Two items that remind us that tobacco politics requires subtler thinking:
Misused Money and Misleading Labels
The Wall Street Journal ran an editorial board op-ed on April 4 about how dependent states have become on the settlement money from lawsuits against the tobacco industry. They suggested that a quote from a former Massachusetts Attorney General might be an apt new warning label on cigarette packs: "Certainly, many of us never anticipated that states would become addicted to the tobacco money as a way to finance their operations."
That is funny — but we must hasten to point out that some critics, particularly the American Council on Science and Health, did foresee this problem. The state governments have shown that they would rather have the tobacco industry endure and milk it for cash than effectively warn the public away from smoking, putting the tobacco industry out of business altogether.
The Journal is right that states, despite promises, are devoting the money to purposes utterly unrelated to health, such golf course maintenance, and right that states are now scrambling to help out tobacco companies such as Philip Morris by lowering the amount of money the companies must put up while appealing court cases — but the Journal, like many who criticize tobacco politics from the right, contributes in its own small way to the confusion around tobacco by scoffing at one of the central arguments made by plaintiffs in the recent $10 billion suit against Philip Morris: that they had been misled by advertising into thinking that "light" cigarettes are less dangerous.
Dismissing this argument is arguably even more callous than saying "buyer beware" or arguing that sellers have no obligation to explain the risks of their products clearly. Since any reasonable person, smoker or non-smoker, is likely to interpret "light" and "low-tar" as meaning "less dangerous," the Journal is in effect going beyond "buyer beware" and saying that sellers have a right to lie — or at least that sellers of cigarettes do, though they seem like the last people deserving of special treatment.

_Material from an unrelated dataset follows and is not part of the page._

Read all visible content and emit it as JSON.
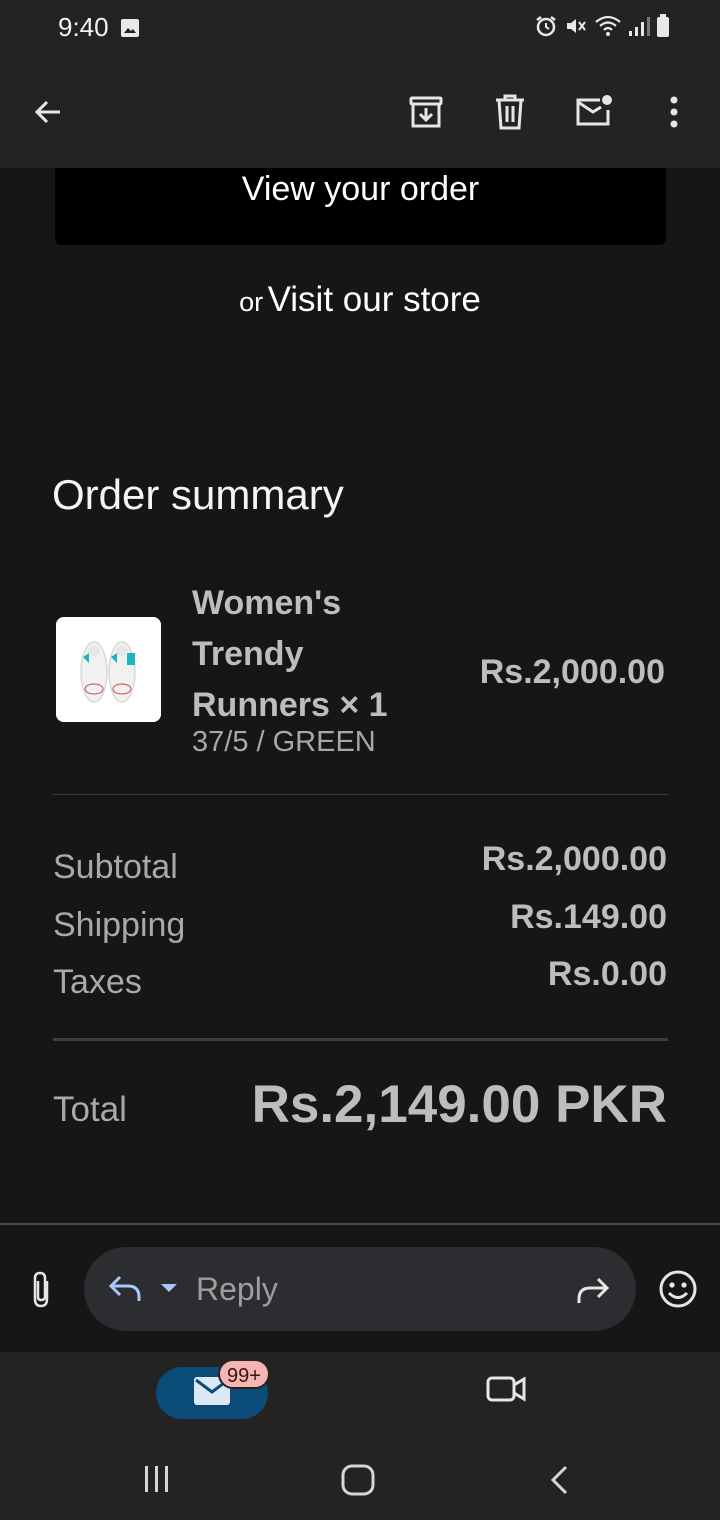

Let's hope the message that all cigarettes are dangerous spreads, sales decrease, and those funds for golf course construction dry up soon.
Anxiety in Iraq
Just days before the Journal op-ed appeared, the Associated Press reported that U.S. soldiers in Iraq found that being deprived of cigarettes when they ran low on supplies was one of their greatest sources of anxiety aside from the more obvious stresses of combat.
It would be easy for defenders of smoking to interpret this as a reminder that lighting up can relax an agitated smoker, to add the slogan "Our troops need cigarettes" to the much more inspiring slogan uttered by a liberated Iraqi (as reported in the New York Times): "Democracy, whiskey, and sexy!" And we would hardly suggest that our troops ought to be distracted by deprivation in the midst of battle.
But wouldn't it be even better if all those brave people weren't addicted in the first place?